When we were at the resort, we felt that we were in our own private little heaven! At first, we wondered what we would do besides diving, as the resort is very secluded, and nestled between two towns with no tourism. It is so private that there is no sign for it on the road! Our driver got lost several times trying to find it. As we pulled down another dirt road and driveway that lead to nothing, we began to worry. What kind of place was this? A perfect oasis, away from it all! This tiny, Balinese style dive resort has very few rooms. A few quaint bungalows, a large main villa with some guest rooms and one Villa with two units, and a shared open air living area. This is the villa we chose, as we were traveling with another couple. The accommodations could not have been more perfect. Each bedroom was new, updated and beautiful. The beds were so comfortable and each unit had its own outdoor garden bathroom and shower decorated with a lush tropical garden. It was so romantic. I especially appreciated that the air conditioners were efficient and worked perfectly! The shared living area had a sofa, and kitchen with full refrigerator freezer and stocked with beer and soda.

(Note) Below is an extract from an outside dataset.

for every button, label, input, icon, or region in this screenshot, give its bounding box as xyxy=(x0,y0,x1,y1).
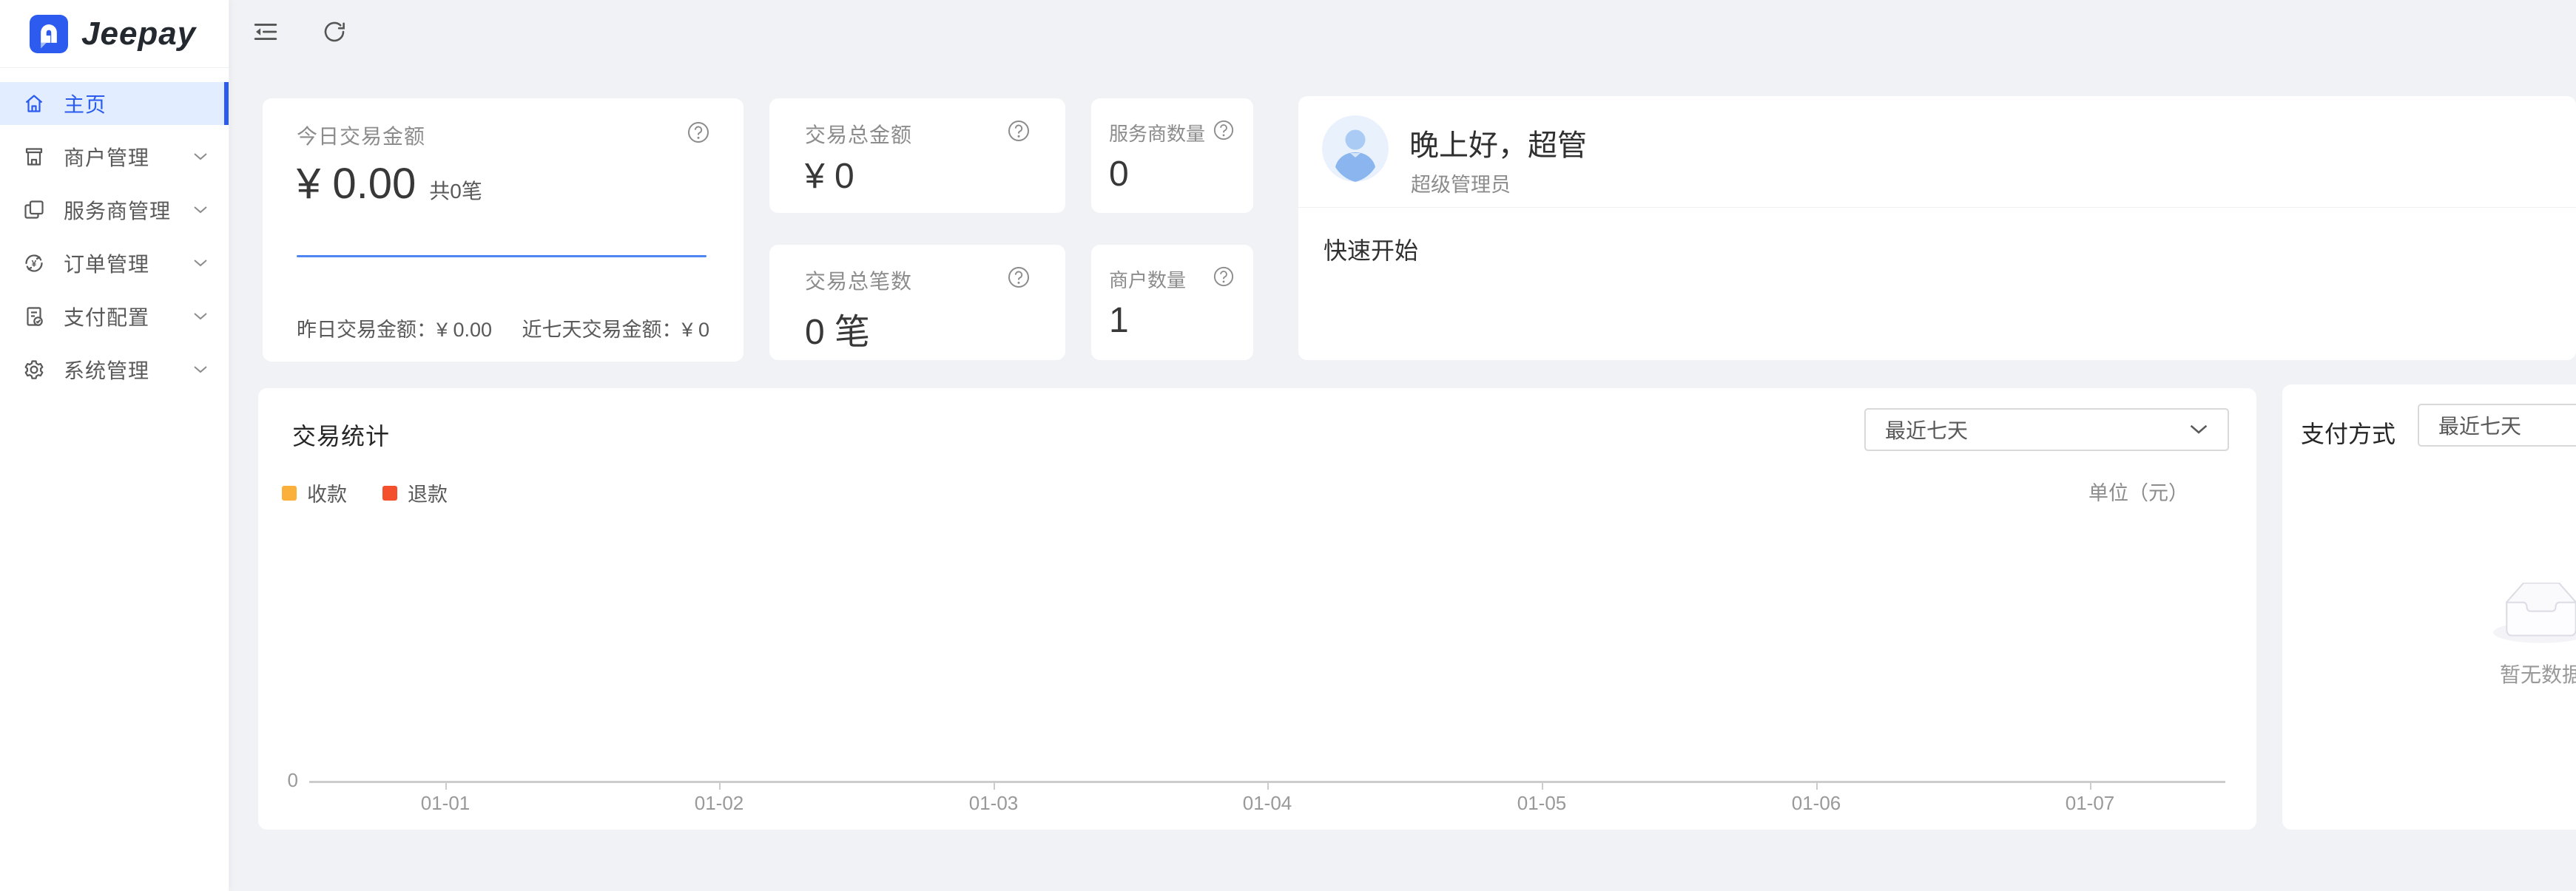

The grounds were covered with beautifully manicured Balinese gardens of bougainvillea, tropical palms, and flowering plants. Stone stepping blocks placed in the center of a beautiful koi pond, lead the way to the open aired restaurant. The infinity pool was a perfect place to cool off with a cocktail after a day of diving.

When I was in Indonesia, I fell in love with Sarongs. Villa Markisa had the best supply of sarongs I had seen in Bali! They were so beautiful and inexpensive.
The Spa was also amazing. We enjoyed several massages, that were priced just right. Balinese women have magical hands.

Unfortunately, Christiane was not present when we were there, but her co-owner, Pedro provided utmost hospitality. We still talk about Villa Markisa. In the cold winter we are experiencing now, we often talk about how we wish we could return and stay for an entire winter!!